Uniformes des Legiony Pulawski. Célebrations du 11 novembre 2012 à Varsovie

Video des Légion Pulawski lors du 11 novembre 2012 à Varsovie.

Pour ceux qui lisent le polonais voir tous les détails et campagnes de ces légions Pulawskie sur le riche site de "Koło Kombatantów przy Akademii Górniczo - Hutnicze"

 

QUE FONT LES POLONAIS EN FRANCE ?

Petit rappel sur l’immigration polonaise en France : La France est, depuis toujours, une terre d’accueil pour les Polonais. Mais c’est surtout après les trois partages de la Pologne en 1772, 1793 et 1795 que l’émigration va s’amplifier.

Au début du XIXe siècle, ce sera d’abord une émigration militaire durant l’épopée napoléonienne. En 1797, les légions polonaises sont créées au sein de l’armée française.

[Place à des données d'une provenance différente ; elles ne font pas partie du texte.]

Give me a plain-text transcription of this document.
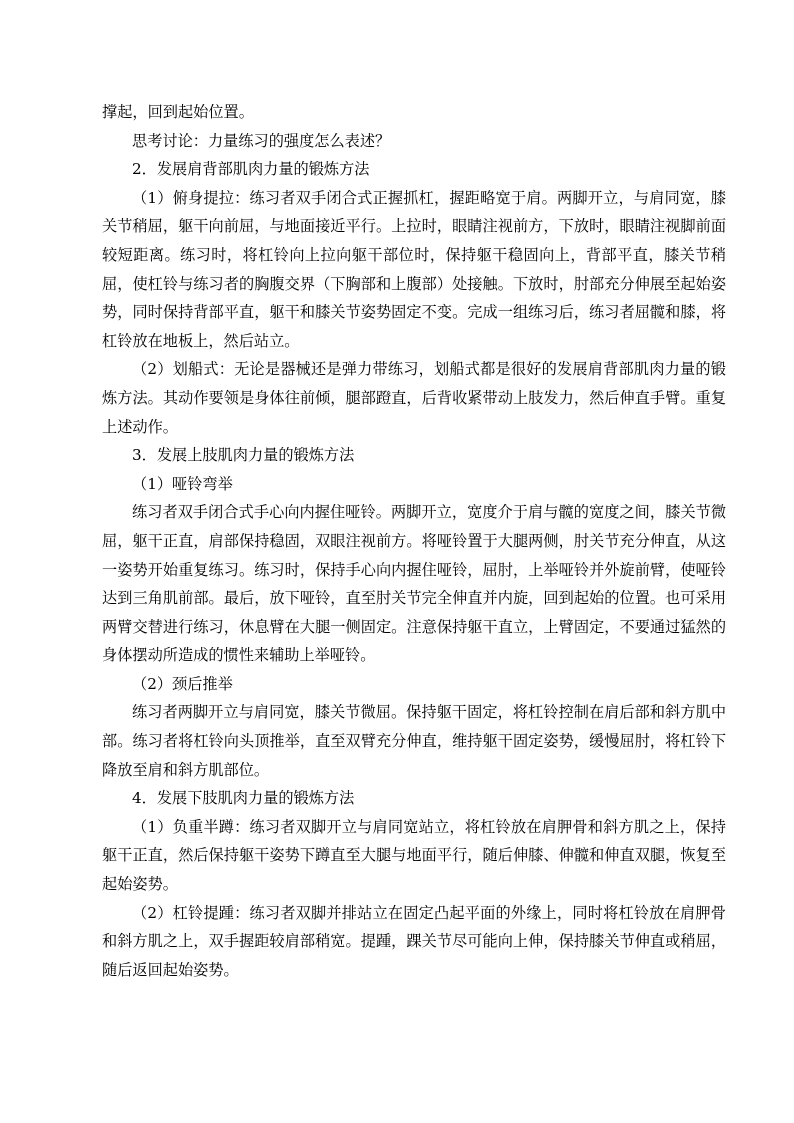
撑起，回到起始位置。

思考讨论：力量练习的强度怎么表述？

2．发展肩背部肌肉力量的锻炼方法

（1）俯身提拉：练习者双手闭合式正握抓杠，握距略宽于肩。两脚开立，与肩同宽，膝关节稍屈，躯干向前屈，与地面接近平行。上拉时，眼睛注视前方，下放时，眼睛注视脚前面较短距离。练习时，将杠铃向上拉向躯干部位时，保持躯干稳固向上，背部平直，膝关节稍屈，使杠铃与练习者的胸腹交界（下胸部和上腹部）处接触。下放时，肘部充分伸展至起始姿势，同时保持背部平直，躯干和膝关节姿势固定不变。完成一组练习后，练习者屈髋和膝，将杠铃放在地板上，然后站立。

（2）划船式：无论是器械还是弹力带练习，划船式都是很好的发展肩背部肌肉力量的锻炼方法。其动作要领是身体往前倾，腿部蹬直，后背收紧带动上肢发力，然后伸直手臂。重复上述动作。

3．发展上肢肌肉力量的锻炼方法

（1）哑铃弯举

练习者双手闭合式手心向内握住哑铃。两脚开立，宽度介于肩与髋的宽度之间，膝关节微屈，躯干正直，肩部保持稳固，双眼注视前方。将哑铃置于大腿两侧，肘关节充分伸直，从这一姿势开始重复练习。练习时，保持手心向内握住哑铃，屈肘，上举哑铃并外旋前臂，使哑铃达到三角肌前部。最后，放下哑铃，直至肘关节完全伸直并内旋，回到起始的位置。也可采用两臂交替进行练习，休息臂在大腿一侧固定。注意保持躯干直立，上臂固定，不要通过猛然的身体摆动所造成的惯性来辅助上举哑铃。

（2）颈后推举

练习者两脚开立与肩同宽，膝关节微屈。保持躯干固定，将杠铃控制在肩后部和斜方肌中部。练习者将杠铃向头顶推举，直至双臂充分伸直，维持躯干固定姿势，缓慢屈肘，将杠铃下降放至肩和斜方肌部位。

4．发展下肢肌肉力量的锻炼方法

（1）负重半蹲：练习者双脚开立与肩同宽站立，将杠铃放在肩胛骨和斜方肌之上，保持躯干正直，然后保持躯干姿势下蹲直至大腿与地面平行，随后伸膝、伸髋和伸直双腿，恢复至起始姿势。

（2）杠铃提踵：练习者双脚并排站立在固定凸起平面的外缘上，同时将杠铃放在肩胛骨和斜方肌之上，双手握距较肩部稍宽。提踵，踝关节尽可能向上伸，保持膝关节伸直或稍屈，随后返回起始姿势。
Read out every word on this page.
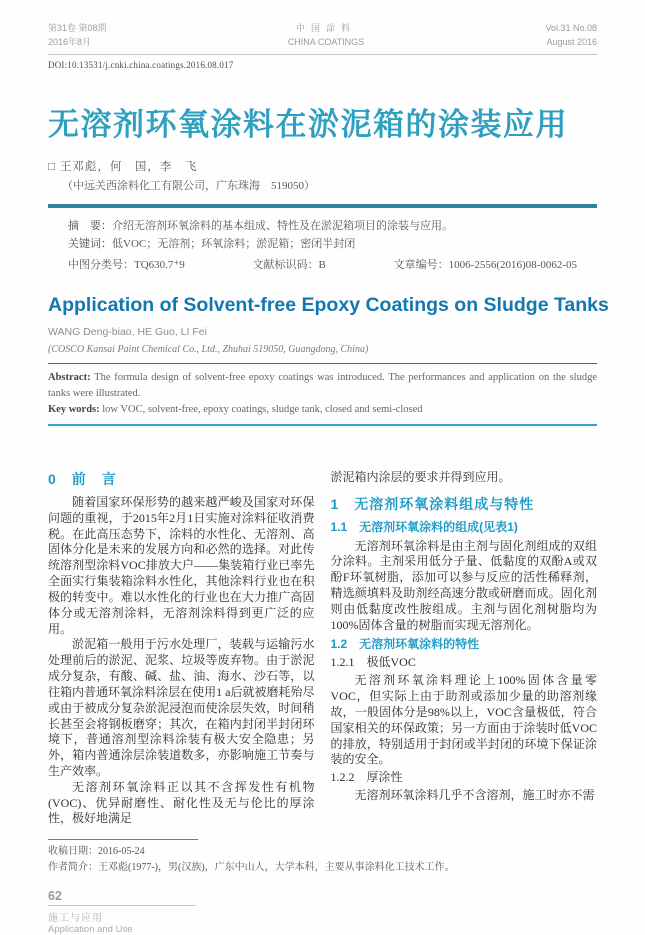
第31卷 第08期
2016年8月
中国涂料
CHINA COATINGS
Vol.31 No.08
August 2016
DOI:10.13531/j.cnki.china.coatings.2016.08.017
无溶剂环氧涂料在淤泥箱的涂装应用
□ 王邓彪，何　国，李　飞
（中远关西涂料化工有限公司，广东珠海　519050）
摘　要：介绍无溶剂环氧涂料的基本组成、特性及在淤泥箱项目的涂装与应用。
关键词：低VOC；无溶剂；环氧涂料；淤泥箱；密闭半封闭
中图分类号：TQ630.7⁺9	文献标识码：B	文章编号：1006-2556(2016)08-0062-05
Application of Solvent-free Epoxy Coatings on Sludge Tanks
WANG Deng-biao, HE Guo, LI Fei
(COSCO Kansai Paint Chemical Co., Ltd., Zhuhai 519050, Guangdong, China)
Abstract: The formula design of solvent-free epoxy coatings was introduced. The performances and application on the sludge tanks were illustrated.
Key words: low VOC, solvent-free, epoxy coatings, sludge tank, closed and semi-closed
0　前　言

随着国家环保形势的越来越严峻及国家对环保问题的重视，于2015年2月1日实施对涂料征收消费税。在此高压态势下，涂料的水性化、无溶剂、高固体分化是未来的发展方向和必然的选择。对此传统溶剂型涂料VOC排放大户——集装箱行业已率先全面实行集装箱涂料水性化，其他涂料行业也在积极的转变中。难以水性化的行业也在大力推广高固体分或无溶剂涂料，无溶剂涂料得到更广泛的应用。

淤泥箱一般用于污水处理厂，装载与运输污水处理前后的淤泥、泥浆、垃圾等废弃物。由于淤泥成分复杂，有酸、碱、盐、油、海水、沙石等，以往箱内普通环氧涂料涂层在使用1 a后就被磨耗殆尽或由于被成分复杂淤泥浸泡而使涂层失效，时间稍长甚至会将钢板磨穿；其次，在箱内封闭半封闭环境下，普通溶剂型涂料涂装有极大安全隐患；另外，箱内普通涂层涂装道数多，亦影响施工节奏与生产效率。

无溶剂环氧涂料正以其不含挥发性有机物(VOC)、优异耐磨性、耐化性及无与伦比的厚涂性，极好地满足

淤泥箱内涂层的要求并得到应用。

1　无溶剂环氧涂料组成与特性
1.1　无溶剂环氧涂料的组成(见表1)

无溶剂环氧涂料是由主剂与固化剂组成的双组分涂料。主剂采用低分子量、低黏度的双酚A或双酚F环氧树脂，添加可以参与反应的活性稀释剂，精选颜填料及助剂经高速分散或研磨而成。固化剂则由低黏度改性胺组成。主剂与固化剂树脂均为100%固体含量的树脂而实现无溶剂化。

1.2　无溶剂环氧涂料的特性
1.2.1　极低VOC

无溶剂环氧涂料理论上100%固体含量零VOC，但实际上由于助剂或添加少量的助溶剂缘故，一般固体分是98%以上，VOC含量极低，符合国家相关的环保政策；另一方面由于涂装时低VOC的排放，特别适用于封闭或半封闭的环境下保证涂装的安全。

1.2.2　厚涂性

无溶剂环氧涂料几乎不含溶剂，施工时亦不需

收稿日期：2016-05-24
作者简介：王邓彪(1977-)，男(汉族)，广东中山人，大学本科，主要从事涂料化工技术工作。
62
施工与应用
Application and Use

Quelque 6000 volontaires polonais arrivent de toute l’Europe pour s’engager dans ce qui deviendra un véritable substitut de l’armée nationale polonaise dirigée par le général Dąbrowski.

À partir de 1830 on parle de la Grande Emigration politique de l’intelligentsia polonaise vers Paris, avec les Chopin, Mickiewicz, Norwid, Czartorycki, … La capitale française deviendra le haut lieu du combat de la Polonité et de l’activisme diplomatique et politique. Les Polonais en exil à Paris, une dizaine de milliers au milieu du XIX° siècle, vont mettre en place un important réseau d’institutions: L’hôtel Lambert sur l’île Saint-Louis, la société historique et littéraire polonaise et sa bibliothèque polonaise en 1832 et la librairie Polonaise. L’activité religieuse est intense et une mission catholique polonaise est créée dès 1844 avec l’œuvre de Saint Casimir qui s’occupe à partir de 1844 des polonais indigents. L’école des Batignolles, à partir de 1842, va conduire au baccalauréat de nombreuses générations de jeunes Franco-Polonais issus de cette émigration. De nombreuses associations culturelles ou sportives vont se créer comme les Sokols. Fin du XIX° quelques milliers de Polonais viendront travailler comme ouvriers agricoles un peu partout en France. 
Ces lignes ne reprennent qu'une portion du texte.